11-26-2018 03:27 AM
Howdy,
I havent done an ISE deployment in a very long time, when thinking about it now, I have gotten myself stuck in a thought loop.
When minimizing SSID's, so a single SSID for all users except guests to connect to, how or even why is there a differentiation between BYOD and a corporate owned device.
I have had a look, but cannot see a clear way that these are being distinguished. AD comes to mind, although so far all I can see is doing MAR which seems frowned upon for some of its issues. How else is AD checked?
If certificates are rolled out, what would be the difference between a BYOD provisioned device using certs over a corporate machine using certs, its the same authentication
Do we care that its not a corporate device? If so, can we not just ensure posture anyways
Any thoughts or guidelines would be welcome
Solved! Go to Solution.
11-26-2018 05:18 AM
Telling the difference is all in how you put the certificates on the device. The most common use case is mobile devices using MDMs. When the corporate mobile devices are registered they can be pushed a cert using a template that puts OU=Coporate into the certificate. When a BYOD device registers a template that puts OU=BYOD is used. In ISE you can check the OU to determine what the device is and give it the correct access.
Another scenarios is let's say you want a single SSID that corporate devices get internal access and BYOD device get Internet access only. I always push hard against BYOD devices getting direct internal access of any kind. In this case you could have the corporate devices do cert based authentication and the BYOD do PEAP authentication. The PEAP session get Internet access only.
11-26-2018 04:09 AM
Real BYOD in my opinion involves onboarding any non corporate device with a certificate. And this is where ISE can help you but this of course requires additional licensing (Plus). It's not the only method - you might want to look at an MDM solution as well because these can also onboard devices and provide a better BYOD experience than ISE (e.g. seamless cert renewal, and application management on the device). Then you can use ISE as a radius server and perform 802.1X
The difference between BYOD and Corp is probably debateable but in my opinion it comes down to whether the device is trusted or not. In theory the corp device was built by corp IT and all the best intentions in the world to secure the device with anti-malware etc. It's now "trusted" to be ok on the network. BYOD is not trusted because you have no idea what stuff is running on those devices. For starters, you can put BYOD and Corp devices on separate VLANs and then use ACLs to restrict access. Or if you have the stomach for it, enforce some posture on BYOD. I don't have any experience with this and I shudder to think how the end user feels about having this software on their BYO device. Excuse my ignorance on the subject.

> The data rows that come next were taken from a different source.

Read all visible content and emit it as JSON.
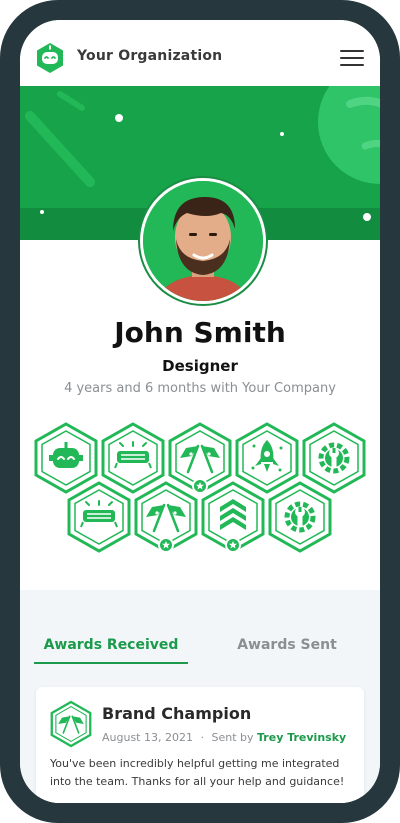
{
  "app": {
    "org_name": "Your Organization",
    "logo_icon": "robot-logo-icon",
    "menu_icon": "hamburger-icon"
  },
  "profile": {
    "name": "John Smith",
    "role": "Designer",
    "tenure": "4 years and 6 months with Your Company"
  },
  "badges": [
    "robot-badge-icon",
    "glasses-badge-icon",
    "flags-star-badge-icon",
    "rocket-badge-icon",
    "gear-wrench-badge-icon",
    "glasses-badge-icon",
    "flags-star-badge-icon",
    "chevrons-star-badge-icon",
    "gear-wrench-badge-icon"
  ],
  "tabs": {
    "received": "Awards Received",
    "sent": "Awards Sent"
  },
  "award": {
    "title": "Brand Champion",
    "date": "August 13, 2021",
    "separator": "·",
    "sent_by_label": "Sent by",
    "sender": "Trey Trevinsky",
    "message": "You've been incredibly helpful getting me integrated into the team. Thanks for all your help and guidance!"
  },
  "colors": {
    "brand_green": "#1a9a4a",
    "banner_green": "#17a34a",
    "frame": "#26383d"
  }
}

Whether you do cert based auth for Corp/BYOD, you can do all sorts of stuff with AD. You can lookup the username form the cert's Subject field and check in AD/LDAP whether the user account is active or not, or whether the account is a member of an AD Group or not. E.g. you might want to allow only a subset of your AD users to perform EAP-PEAP authentication. These privileged users can then bring their own devices into the office and use their AD creds to access the network (and be placed in a separate VLAN).
You can analyse many attributes of a certificate to decide whether it's a Corp or a BYOD cert (e.g. the cert Issuer is often used for that purpose)

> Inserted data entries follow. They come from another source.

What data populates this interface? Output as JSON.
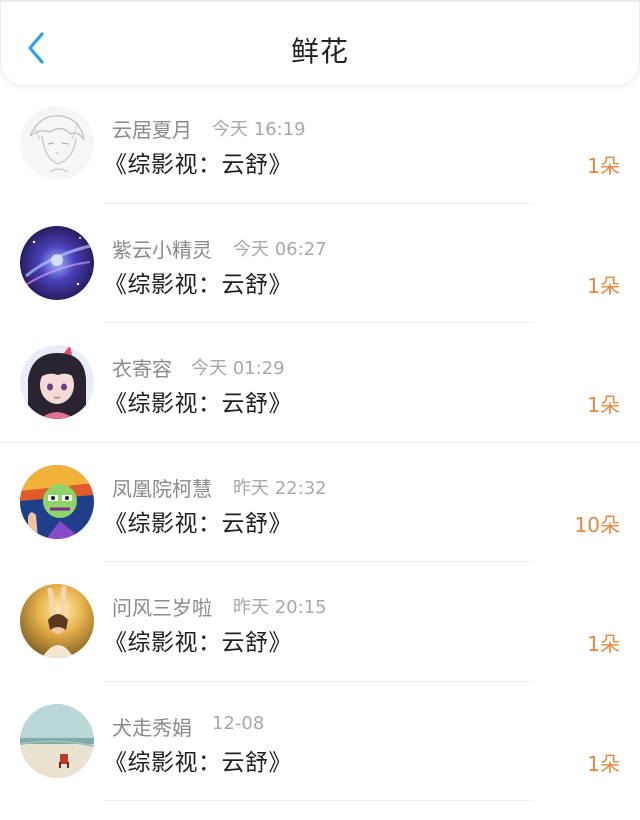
{
  "header": {
    "title": "鲜花",
    "back_icon": "chevron-left-icon",
    "accent_color": "#2f9cf0"
  },
  "count_color": "#e9863d",
  "items": [
    {
      "name": "云居夏月",
      "time": "今天 16:19",
      "book": "《综影视：云舒》",
      "count": "1朵"
    },
    {
      "name": "紫云小精灵",
      "time": "今天 06:27",
      "book": "《综影视：云舒》",
      "count": "1朵"
    },
    {
      "name": "衣寄容",
      "time": "今天 01:29",
      "book": "《综影视：云舒》",
      "count": "1朵"
    },
    {
      "name": "凤凰院柯慧",
      "time": "昨天 22:32",
      "book": "《综影视：云舒》",
      "count": "10朵"
    },
    {
      "name": "问风三岁啦",
      "time": "昨天 20:15",
      "book": "《综影视：云舒》",
      "count": "1朵"
    },
    {
      "name": "犬走秀娟",
      "time": "12-08",
      "book": "《综影视：云舒》",
      "count": "1朵"
    }
  ]
}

There have been many posts written about this - or even books etc. The latest book from Aaron Woland is probably a good one to read.
11-26-2018 04:26 AM
11-26-2018 05:18 AM
Telling the difference is all in how you put the certificates on the device. The most common use case is mobile devices using MDMs. When the corporate mobile devices are registered they can be pushed a cert using a template that puts OU=Coporate into the certificate. When a BYOD device registers a template that puts OU=BYOD is used. In ISE you can check the OU to determine what the device is and give it the correct access.
Another scenarios is let's say you want a single SSID that corporate devices get internal access and BYOD device get Internet access only. I always push hard against BYOD devices getting direct internal access of any kind. In this case you could have the corporate devices do cert based authentication and the BYOD do PEAP authentication. The PEAP session get Internet access only.